The week of March 7 was another negative for the stock market and the fifth week in a row that the major stock market indexes declined. Russia’s ongoing war in Ukraine continued to unsettle the markets as many cease-fire announcements failed to materialize. The war has caused both the stock markets and commodities to be volatile.
Last week, the Dow Jones Industrial Average dropped for a fifth straight week, its longest losing streak since 2019. The Dow ended the week down 2 percent and has lost 9.3 percent year-to-date. The S&P 500 lost 2.9 percent and is now down 11.8 percent YTD. The news at the NASDAQ is just as gloomy, losing 3.5 percent for the week, for a year-to-date loss of 17.9 percent.
Commodities continue to increase in price.
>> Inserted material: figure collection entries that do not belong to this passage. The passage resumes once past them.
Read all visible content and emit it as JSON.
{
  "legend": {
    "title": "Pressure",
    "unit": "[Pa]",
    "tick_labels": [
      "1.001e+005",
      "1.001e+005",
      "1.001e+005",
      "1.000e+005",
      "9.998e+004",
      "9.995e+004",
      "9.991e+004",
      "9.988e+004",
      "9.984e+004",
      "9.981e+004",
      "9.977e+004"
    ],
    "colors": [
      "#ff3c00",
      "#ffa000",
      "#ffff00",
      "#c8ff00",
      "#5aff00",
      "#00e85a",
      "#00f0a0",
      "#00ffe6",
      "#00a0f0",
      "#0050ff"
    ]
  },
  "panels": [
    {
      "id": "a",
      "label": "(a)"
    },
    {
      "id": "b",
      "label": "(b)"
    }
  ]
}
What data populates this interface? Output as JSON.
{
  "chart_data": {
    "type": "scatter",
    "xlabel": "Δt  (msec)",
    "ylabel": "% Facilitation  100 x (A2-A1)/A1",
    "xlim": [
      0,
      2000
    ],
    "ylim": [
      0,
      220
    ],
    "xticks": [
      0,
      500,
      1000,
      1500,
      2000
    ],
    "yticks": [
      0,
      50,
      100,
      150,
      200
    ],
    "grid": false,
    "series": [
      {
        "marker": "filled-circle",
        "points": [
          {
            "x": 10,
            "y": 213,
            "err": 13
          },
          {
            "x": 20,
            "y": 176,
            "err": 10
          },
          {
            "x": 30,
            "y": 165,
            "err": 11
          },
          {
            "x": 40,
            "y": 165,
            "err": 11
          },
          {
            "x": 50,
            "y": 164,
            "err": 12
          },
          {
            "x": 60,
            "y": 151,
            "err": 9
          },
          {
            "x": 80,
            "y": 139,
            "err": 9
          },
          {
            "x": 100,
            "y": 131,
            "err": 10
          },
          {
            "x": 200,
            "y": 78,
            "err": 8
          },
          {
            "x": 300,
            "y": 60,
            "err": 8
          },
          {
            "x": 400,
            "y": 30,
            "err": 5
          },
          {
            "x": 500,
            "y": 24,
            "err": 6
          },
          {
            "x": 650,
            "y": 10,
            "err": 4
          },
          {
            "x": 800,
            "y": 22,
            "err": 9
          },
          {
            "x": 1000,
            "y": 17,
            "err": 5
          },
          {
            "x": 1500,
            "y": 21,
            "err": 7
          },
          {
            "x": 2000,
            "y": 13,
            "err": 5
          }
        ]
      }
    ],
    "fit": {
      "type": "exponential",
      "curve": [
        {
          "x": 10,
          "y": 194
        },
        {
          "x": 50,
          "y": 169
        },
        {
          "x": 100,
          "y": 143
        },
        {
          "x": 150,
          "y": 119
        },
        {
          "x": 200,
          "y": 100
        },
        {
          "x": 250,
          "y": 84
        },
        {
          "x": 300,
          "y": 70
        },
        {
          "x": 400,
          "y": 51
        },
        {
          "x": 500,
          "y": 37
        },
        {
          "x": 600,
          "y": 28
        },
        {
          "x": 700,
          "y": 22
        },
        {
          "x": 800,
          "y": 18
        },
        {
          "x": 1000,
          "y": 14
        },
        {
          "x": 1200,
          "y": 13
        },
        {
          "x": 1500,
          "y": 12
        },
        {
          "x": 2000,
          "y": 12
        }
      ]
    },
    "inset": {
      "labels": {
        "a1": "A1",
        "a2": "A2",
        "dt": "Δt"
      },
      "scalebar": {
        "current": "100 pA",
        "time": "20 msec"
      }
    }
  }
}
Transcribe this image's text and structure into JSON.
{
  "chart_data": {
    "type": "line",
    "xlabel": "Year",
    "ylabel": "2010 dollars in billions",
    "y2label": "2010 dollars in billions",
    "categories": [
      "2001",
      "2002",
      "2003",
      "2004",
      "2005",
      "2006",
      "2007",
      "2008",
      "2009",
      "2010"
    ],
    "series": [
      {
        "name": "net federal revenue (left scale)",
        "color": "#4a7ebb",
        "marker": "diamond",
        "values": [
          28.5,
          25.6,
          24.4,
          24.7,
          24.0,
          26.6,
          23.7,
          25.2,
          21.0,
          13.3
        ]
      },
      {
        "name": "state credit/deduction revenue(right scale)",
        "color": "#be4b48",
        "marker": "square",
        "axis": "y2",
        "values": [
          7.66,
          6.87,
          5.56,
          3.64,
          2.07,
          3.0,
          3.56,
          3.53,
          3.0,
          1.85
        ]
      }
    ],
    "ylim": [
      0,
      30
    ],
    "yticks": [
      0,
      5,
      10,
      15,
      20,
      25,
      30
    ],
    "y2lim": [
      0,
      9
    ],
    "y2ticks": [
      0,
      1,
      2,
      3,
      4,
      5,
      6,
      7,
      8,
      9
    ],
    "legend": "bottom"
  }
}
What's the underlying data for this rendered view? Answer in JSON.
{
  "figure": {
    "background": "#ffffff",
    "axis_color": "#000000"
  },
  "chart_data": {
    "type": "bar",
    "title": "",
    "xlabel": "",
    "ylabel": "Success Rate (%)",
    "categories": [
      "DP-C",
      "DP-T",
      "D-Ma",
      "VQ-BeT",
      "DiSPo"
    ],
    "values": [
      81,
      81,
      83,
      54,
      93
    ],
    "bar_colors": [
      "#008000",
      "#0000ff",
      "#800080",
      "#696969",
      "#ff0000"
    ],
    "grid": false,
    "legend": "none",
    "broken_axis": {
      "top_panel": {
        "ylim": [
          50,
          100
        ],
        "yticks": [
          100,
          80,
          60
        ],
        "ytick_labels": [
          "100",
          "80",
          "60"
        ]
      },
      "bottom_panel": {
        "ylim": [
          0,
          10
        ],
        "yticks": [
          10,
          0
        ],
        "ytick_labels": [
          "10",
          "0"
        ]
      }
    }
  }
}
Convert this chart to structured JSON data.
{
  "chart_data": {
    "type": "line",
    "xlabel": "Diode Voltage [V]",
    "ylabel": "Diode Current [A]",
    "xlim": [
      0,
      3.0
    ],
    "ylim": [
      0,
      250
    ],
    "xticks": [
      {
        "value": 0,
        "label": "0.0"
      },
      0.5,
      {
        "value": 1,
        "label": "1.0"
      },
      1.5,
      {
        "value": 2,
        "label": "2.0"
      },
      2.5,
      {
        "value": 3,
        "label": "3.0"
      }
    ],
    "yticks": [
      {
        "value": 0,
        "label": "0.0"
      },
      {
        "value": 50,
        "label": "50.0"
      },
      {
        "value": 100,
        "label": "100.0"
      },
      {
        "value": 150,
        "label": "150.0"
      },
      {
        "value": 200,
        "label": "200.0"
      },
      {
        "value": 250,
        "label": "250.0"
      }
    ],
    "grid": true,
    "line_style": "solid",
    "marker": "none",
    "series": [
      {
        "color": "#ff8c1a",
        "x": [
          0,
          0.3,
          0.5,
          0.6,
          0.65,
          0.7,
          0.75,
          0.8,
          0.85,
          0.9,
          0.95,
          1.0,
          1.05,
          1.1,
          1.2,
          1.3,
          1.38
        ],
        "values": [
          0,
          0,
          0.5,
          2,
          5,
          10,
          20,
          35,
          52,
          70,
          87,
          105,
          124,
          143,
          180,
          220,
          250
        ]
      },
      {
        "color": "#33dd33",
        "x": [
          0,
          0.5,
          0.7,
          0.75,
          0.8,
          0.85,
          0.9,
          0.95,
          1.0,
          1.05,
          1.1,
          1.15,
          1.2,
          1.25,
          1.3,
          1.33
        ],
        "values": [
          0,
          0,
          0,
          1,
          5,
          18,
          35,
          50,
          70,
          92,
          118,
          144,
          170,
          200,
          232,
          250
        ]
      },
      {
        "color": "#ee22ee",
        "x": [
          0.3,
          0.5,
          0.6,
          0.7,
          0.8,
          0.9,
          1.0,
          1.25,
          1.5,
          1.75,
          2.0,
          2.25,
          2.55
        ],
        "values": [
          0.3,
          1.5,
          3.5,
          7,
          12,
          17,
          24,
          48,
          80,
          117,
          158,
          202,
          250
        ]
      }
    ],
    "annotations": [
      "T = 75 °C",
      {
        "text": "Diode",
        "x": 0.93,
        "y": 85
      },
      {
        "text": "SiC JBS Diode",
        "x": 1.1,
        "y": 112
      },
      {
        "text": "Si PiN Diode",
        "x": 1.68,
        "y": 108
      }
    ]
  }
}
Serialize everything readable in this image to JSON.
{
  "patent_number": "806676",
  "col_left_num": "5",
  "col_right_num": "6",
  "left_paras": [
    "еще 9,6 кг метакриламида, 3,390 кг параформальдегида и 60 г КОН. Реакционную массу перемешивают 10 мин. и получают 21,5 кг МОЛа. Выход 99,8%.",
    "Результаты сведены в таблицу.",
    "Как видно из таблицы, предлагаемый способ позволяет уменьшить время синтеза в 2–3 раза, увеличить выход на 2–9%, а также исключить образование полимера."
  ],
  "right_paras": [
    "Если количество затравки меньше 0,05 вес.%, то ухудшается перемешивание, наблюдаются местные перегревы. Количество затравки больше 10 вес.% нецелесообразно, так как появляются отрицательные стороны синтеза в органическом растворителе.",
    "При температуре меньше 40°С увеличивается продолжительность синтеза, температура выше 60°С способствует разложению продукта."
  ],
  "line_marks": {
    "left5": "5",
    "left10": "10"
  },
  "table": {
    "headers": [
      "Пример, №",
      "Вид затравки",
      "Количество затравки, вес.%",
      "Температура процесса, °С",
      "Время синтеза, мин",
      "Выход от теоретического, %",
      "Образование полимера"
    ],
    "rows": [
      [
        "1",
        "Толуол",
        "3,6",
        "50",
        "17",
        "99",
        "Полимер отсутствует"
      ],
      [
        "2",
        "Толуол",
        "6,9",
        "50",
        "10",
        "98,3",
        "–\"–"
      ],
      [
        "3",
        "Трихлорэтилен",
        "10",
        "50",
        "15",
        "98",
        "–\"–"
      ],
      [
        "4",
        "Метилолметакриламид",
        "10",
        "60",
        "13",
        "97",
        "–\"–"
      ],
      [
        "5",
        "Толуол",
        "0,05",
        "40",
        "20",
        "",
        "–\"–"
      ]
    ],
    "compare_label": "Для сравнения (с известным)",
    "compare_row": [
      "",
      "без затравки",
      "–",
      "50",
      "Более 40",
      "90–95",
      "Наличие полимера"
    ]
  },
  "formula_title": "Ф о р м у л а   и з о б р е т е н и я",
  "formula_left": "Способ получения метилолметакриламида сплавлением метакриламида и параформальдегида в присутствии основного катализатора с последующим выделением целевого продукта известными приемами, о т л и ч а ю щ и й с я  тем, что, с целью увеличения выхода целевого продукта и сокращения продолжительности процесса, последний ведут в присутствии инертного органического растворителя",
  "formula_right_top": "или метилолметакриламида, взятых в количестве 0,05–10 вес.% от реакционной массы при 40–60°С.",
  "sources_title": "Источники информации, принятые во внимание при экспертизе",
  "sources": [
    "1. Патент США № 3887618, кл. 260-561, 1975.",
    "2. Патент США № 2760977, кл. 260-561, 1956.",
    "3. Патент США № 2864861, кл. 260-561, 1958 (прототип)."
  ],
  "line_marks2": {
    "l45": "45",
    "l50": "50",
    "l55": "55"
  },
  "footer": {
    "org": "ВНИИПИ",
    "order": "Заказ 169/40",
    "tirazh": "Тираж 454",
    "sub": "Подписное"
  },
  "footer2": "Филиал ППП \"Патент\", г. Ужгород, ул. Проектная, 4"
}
As expected, President Biden banned oil imports from Russia, causing oil prices to surge. On Monday, oil surged to $130, sending stocks down once again. At one point last Monday, the DJIA was down 573 points or 1.7 percent. The S&P 500 was down 2.1 percent, and the NASDAQ fell 2.5 percent.
Oil prices dropped back to close the week at $109.16, down 5.6 percent for the week. West Texas Intermediate is now up 46.12 percent YTD, and its 1-year price is up 83.44 percent.
Even though oil receded to these levels, gas prices at the pump continued to climb. According to AAA, as of Friday, the average for regular gas stood at $4.32 nationally, with California the highest at $5.73.
As usually happens during geopolitical concerns and inflationary worries, gold also saw an increase last week, touching $2,043 on March 7. It ended the week at $1,985, which is up 8.74 percent year-to-date, and its 1-year price is up 14.87 percent.
Inflation continued to increase. The consumer price index was released on March 12, showing that inflation has accelerated at the fastest pace since January 1982. During the past 12 months, the wide-ranging basket of consumer goods and services that make up the consumer price index increased 7.9 percent.
Excluding volatile products like food and energy, core inflation was up 6.4 percent. Even though this is in line with estimates, this is the highest increase since August 1982. The core consumer price index was up 0.5 percent for the month, again in line with what Wall Street expected for the month.
Food prices continued their upward spiral, with the food index rising 1 percent and the food at home index was up another 1.4 percent. Inflation continues to eat away at paychecks. When taking into consideration the real inflation-adjusted hourly wage for February, hourly earnings fell 0.8 percent last month and a 2.6 percent drop from a year ago.
The cost of housing or shelter, which accounts for one-third of the consumer price index, rose another 0.5 percent, with a 12-month rise of 4.7 percent. This is the fastest increase in the cost of shelter since May 1991.
It is still believed that inflation will continue until the supply chain problems ease and the price of oil drops.
For housing, supply is still the major problem. In many cities, the supply of homes is at all-time lows. For example, in Denver, the seven-county metro area had 1,486 homes for sale in February. Just five months ago, there were 5,200 homes for sale, which was half the usual number of homes for sale in 2010.
With the dropping supply of homes for sale available, prices are continuing to rise at a record-breaking pace. In Denver, sales prices for homes increased $84,000 in just 30 days.
The Federal Reserve will have its much-anticipated FOMC meeting on March 15-16. It is now widely believed that there is no chance of a 50 basis point increase and that the Fed will raise the rate by 25 basis points. A slower approach to fighting inflation now looks like the Fed will raise rates 0.25 percent at each of the next four or five FOMC meetings. Balance-sheet reductions will most likely begin in the second half of this year. What Mr. Powell says at this meeting will be just as important as the amount of the rate hike.